Resimlerini x ışınlarıyla görüyormuşçasına çizen Hamavi, kafatasına miğfer giydirdiği veya kafatasını içinde beyin yerine el bombasıyla resmettiği eserlerinde insanın içindeki şiddet duygusu ve vahşet eğilimini anlatmak istediğini ifade etti.
Suriye'de yaşanan iç savaşta önce "toplumdaki altüst olmuş fikirleri, gelenekleri" sorguladığını ifade eden Hamavi, 2011 yılında başlayan şiddet olaylarının, kendisinin ve tüm toplumun hayatına çok yönlü olumsuz etkileri olduğunu belirterek, şöyle konuştu:
"Başlangıçta ülkemde yaşanan olayları coşkuyla anlatmak istedim. Öldürme ve yıkım düşüncesi bütün işlerime hakim olmuştu. Herşeyi doğrudan anlatmaya çalışıyordum ancak bu sanatçı için bir tuzak. Sonrasında herşey zihnimde netleşmeye başladı."
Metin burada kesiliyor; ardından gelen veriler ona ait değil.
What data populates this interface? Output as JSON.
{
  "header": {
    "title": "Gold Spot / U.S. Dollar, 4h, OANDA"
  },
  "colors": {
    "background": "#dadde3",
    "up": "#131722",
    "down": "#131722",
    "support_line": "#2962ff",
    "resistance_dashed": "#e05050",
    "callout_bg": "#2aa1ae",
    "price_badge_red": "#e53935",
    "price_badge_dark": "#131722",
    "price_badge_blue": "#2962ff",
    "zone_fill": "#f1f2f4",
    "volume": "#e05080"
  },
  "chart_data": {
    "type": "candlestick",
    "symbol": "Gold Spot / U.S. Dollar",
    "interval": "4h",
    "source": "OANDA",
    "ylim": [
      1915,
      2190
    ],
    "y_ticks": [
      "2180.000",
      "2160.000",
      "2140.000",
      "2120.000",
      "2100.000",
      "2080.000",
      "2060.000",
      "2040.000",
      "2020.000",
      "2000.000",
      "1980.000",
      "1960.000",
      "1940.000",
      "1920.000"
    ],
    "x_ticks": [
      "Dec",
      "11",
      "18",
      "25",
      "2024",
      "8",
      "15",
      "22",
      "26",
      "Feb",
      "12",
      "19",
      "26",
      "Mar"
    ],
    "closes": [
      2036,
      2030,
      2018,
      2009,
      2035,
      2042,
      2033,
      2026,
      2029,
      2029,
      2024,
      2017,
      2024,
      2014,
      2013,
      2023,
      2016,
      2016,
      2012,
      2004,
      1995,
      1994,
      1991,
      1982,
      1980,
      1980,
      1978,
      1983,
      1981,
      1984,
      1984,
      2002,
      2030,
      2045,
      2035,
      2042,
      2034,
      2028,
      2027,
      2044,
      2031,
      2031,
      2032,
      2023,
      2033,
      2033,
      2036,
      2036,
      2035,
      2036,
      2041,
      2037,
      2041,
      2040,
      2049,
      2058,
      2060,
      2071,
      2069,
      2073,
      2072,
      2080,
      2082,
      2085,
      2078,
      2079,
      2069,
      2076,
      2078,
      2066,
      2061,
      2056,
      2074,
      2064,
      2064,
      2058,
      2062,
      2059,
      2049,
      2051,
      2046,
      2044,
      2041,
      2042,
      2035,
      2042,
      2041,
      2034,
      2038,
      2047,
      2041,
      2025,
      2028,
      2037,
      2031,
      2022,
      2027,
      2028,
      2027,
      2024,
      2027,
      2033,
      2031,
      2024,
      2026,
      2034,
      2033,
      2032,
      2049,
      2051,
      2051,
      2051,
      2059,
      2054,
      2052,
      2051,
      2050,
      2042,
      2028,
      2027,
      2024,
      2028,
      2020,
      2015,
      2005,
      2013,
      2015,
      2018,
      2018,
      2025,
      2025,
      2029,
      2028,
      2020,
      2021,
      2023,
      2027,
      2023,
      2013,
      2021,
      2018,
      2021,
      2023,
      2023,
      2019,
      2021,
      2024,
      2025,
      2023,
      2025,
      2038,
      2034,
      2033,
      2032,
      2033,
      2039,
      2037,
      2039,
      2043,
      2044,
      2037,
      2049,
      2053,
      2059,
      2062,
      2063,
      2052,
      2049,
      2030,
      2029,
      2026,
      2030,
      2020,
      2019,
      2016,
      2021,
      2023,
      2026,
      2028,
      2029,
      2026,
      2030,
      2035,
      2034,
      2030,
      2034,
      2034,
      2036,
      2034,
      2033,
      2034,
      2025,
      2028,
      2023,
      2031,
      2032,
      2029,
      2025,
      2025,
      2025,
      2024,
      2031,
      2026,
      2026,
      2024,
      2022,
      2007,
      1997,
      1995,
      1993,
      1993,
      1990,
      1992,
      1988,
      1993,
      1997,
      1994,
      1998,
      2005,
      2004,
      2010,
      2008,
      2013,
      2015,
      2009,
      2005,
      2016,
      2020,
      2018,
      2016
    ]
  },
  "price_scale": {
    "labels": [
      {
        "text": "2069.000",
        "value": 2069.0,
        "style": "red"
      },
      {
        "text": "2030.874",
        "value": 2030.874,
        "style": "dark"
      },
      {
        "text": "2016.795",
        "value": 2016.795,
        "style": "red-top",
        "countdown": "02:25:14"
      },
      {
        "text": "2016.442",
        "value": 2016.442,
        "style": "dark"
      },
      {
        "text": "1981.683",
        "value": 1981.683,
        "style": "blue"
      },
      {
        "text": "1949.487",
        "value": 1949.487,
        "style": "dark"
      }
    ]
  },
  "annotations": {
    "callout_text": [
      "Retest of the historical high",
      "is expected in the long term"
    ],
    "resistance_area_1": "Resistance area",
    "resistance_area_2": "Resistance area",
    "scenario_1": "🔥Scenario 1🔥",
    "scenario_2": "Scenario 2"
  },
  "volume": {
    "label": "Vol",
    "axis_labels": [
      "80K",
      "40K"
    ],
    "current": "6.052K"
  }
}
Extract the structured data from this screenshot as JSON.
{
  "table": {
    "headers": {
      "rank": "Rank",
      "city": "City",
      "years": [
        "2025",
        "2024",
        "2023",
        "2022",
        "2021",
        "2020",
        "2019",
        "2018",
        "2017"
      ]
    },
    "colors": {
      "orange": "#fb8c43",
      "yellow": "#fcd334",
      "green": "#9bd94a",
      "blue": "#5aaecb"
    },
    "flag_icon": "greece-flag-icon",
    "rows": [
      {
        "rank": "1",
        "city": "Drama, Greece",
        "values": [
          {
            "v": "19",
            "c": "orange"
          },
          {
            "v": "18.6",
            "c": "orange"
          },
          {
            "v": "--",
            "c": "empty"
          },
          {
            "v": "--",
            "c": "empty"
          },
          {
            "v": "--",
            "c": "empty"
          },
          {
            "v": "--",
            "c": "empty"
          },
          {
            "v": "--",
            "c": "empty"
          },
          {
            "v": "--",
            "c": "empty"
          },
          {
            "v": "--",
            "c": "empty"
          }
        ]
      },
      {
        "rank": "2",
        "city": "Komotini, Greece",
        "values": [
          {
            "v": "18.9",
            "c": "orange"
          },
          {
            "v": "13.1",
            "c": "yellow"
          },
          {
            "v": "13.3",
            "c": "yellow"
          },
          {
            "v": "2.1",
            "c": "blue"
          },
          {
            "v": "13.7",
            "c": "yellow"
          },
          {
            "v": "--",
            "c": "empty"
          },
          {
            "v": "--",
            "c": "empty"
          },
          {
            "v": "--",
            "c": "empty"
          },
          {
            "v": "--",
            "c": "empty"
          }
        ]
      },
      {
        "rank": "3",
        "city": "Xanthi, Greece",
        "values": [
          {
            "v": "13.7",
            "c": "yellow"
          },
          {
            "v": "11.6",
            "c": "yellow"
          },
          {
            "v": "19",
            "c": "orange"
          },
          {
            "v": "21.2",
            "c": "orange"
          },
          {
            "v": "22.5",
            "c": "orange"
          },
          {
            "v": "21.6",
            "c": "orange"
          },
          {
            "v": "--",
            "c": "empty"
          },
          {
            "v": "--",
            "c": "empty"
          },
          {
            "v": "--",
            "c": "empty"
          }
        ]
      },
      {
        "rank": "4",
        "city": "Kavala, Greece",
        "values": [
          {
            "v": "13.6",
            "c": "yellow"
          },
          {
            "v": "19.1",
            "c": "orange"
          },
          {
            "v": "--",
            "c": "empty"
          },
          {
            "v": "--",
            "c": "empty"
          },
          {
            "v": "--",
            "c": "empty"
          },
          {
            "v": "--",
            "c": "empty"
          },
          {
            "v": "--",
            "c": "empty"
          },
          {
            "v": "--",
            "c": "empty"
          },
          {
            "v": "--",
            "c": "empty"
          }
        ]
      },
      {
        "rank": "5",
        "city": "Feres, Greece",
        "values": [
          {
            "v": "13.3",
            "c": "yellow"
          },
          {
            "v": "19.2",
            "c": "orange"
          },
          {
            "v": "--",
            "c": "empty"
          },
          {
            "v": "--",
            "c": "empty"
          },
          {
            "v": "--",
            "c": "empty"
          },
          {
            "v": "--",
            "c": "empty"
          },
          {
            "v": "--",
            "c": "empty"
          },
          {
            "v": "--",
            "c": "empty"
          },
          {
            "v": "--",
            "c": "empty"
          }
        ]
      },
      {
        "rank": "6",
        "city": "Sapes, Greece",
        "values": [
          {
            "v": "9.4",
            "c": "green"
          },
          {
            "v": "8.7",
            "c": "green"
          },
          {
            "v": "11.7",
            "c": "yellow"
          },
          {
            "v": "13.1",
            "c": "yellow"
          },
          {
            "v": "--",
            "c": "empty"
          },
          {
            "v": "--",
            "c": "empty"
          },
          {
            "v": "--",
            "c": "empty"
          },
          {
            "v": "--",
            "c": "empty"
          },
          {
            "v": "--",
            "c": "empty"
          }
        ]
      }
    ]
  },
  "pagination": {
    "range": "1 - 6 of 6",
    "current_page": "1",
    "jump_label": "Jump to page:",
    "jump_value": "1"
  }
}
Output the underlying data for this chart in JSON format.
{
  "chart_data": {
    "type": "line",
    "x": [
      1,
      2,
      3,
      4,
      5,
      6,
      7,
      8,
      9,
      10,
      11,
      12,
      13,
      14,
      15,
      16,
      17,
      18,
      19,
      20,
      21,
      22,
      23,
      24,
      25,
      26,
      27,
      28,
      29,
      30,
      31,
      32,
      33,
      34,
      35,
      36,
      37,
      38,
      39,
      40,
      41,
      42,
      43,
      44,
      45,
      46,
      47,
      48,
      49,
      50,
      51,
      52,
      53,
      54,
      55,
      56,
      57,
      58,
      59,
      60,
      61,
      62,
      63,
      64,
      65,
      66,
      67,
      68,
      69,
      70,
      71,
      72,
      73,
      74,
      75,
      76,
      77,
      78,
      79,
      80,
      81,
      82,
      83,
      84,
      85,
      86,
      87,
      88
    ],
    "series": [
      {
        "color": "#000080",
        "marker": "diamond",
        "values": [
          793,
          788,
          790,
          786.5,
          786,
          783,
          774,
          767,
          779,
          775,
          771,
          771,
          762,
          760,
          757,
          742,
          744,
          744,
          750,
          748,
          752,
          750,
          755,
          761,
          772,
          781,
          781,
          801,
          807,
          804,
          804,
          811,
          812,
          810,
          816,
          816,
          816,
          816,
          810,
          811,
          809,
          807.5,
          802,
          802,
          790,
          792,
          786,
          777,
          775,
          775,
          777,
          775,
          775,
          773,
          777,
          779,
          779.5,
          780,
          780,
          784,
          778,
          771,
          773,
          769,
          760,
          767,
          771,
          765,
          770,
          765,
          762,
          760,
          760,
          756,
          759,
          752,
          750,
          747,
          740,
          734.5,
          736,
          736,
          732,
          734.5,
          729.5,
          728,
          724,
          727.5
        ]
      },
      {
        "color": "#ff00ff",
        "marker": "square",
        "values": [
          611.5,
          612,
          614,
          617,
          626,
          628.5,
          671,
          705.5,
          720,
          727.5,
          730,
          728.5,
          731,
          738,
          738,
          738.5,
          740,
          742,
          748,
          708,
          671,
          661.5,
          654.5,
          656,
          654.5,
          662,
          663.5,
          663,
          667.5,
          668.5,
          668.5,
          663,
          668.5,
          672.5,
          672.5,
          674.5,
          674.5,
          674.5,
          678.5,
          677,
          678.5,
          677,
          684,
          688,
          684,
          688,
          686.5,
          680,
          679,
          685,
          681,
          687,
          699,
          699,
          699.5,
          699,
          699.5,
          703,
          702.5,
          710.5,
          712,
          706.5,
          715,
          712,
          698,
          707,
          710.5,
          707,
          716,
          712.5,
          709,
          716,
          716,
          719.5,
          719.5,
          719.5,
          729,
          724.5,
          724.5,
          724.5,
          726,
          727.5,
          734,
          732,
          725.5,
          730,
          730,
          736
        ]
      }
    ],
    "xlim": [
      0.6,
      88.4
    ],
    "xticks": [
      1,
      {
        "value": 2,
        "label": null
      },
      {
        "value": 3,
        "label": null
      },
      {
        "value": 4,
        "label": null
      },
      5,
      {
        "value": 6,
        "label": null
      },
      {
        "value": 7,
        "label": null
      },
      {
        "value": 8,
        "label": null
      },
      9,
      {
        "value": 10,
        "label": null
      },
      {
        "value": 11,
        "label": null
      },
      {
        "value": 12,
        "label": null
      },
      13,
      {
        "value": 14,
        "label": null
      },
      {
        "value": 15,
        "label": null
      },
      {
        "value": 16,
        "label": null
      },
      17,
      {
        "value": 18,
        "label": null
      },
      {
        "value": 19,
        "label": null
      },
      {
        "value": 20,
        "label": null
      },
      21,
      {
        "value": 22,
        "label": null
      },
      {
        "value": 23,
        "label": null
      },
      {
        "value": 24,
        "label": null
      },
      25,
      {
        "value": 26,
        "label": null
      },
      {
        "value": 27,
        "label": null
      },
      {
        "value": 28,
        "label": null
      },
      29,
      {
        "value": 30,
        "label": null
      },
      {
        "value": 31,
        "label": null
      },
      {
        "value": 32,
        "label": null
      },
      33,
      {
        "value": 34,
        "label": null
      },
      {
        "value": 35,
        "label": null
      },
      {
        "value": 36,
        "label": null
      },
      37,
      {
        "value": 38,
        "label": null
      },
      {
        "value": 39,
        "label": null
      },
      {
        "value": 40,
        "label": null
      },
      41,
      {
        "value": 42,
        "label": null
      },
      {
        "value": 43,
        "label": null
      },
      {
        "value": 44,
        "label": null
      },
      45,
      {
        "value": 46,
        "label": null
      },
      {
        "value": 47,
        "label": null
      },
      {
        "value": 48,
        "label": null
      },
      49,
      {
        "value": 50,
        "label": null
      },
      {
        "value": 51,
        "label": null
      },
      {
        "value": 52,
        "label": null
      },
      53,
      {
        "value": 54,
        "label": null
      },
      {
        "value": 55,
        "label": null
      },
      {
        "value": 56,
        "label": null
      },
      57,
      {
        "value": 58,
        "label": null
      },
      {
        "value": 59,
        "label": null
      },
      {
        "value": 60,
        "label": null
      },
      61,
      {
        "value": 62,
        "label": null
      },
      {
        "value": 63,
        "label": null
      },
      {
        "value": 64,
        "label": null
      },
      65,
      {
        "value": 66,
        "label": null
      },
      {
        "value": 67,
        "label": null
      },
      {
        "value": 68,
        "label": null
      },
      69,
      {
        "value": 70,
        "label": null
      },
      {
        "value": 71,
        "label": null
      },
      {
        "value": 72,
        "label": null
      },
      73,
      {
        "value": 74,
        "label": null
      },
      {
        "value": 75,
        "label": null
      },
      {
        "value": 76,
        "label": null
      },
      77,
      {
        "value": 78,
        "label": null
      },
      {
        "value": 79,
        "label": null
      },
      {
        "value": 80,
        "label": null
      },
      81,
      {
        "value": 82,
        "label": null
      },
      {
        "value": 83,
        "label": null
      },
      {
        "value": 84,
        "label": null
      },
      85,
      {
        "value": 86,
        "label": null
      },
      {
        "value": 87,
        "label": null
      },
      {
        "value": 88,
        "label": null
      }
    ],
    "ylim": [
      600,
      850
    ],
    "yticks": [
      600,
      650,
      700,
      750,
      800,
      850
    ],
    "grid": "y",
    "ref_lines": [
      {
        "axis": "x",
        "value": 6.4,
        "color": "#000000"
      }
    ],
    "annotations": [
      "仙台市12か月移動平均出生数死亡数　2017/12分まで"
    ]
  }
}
"İnsan içgüdülerinin esiri oldu"
Eserlerinde insanların zihinlerinde barındırdıkları kötü fikirleri hayvan figürleriyle anlatmaya çalışan Hamavi, "Neden eşeği aptal, timsahı duygusuz, baykuşu şanssızlık alameti sayarız?" Ben hayvanları bu olumsuz anlayışlardan soyutlamak istedim. Havyan yemek için öldürüyor. İnsan ise içgüdülerinin esiri oldu ve öldürme fikri bütün benliğini sardı" diye konuştu.
Şam Üniversitesi Güzel Santlar Fakültesi'nden 2010 yılında mezun olan ve çok sayıda ortak sergide eserlerini sergileyen Hamavi, tek başına ilk sergisini Şam'da 2012 yılında "Toplum eksi 180 derece" ismiyle açmıştı.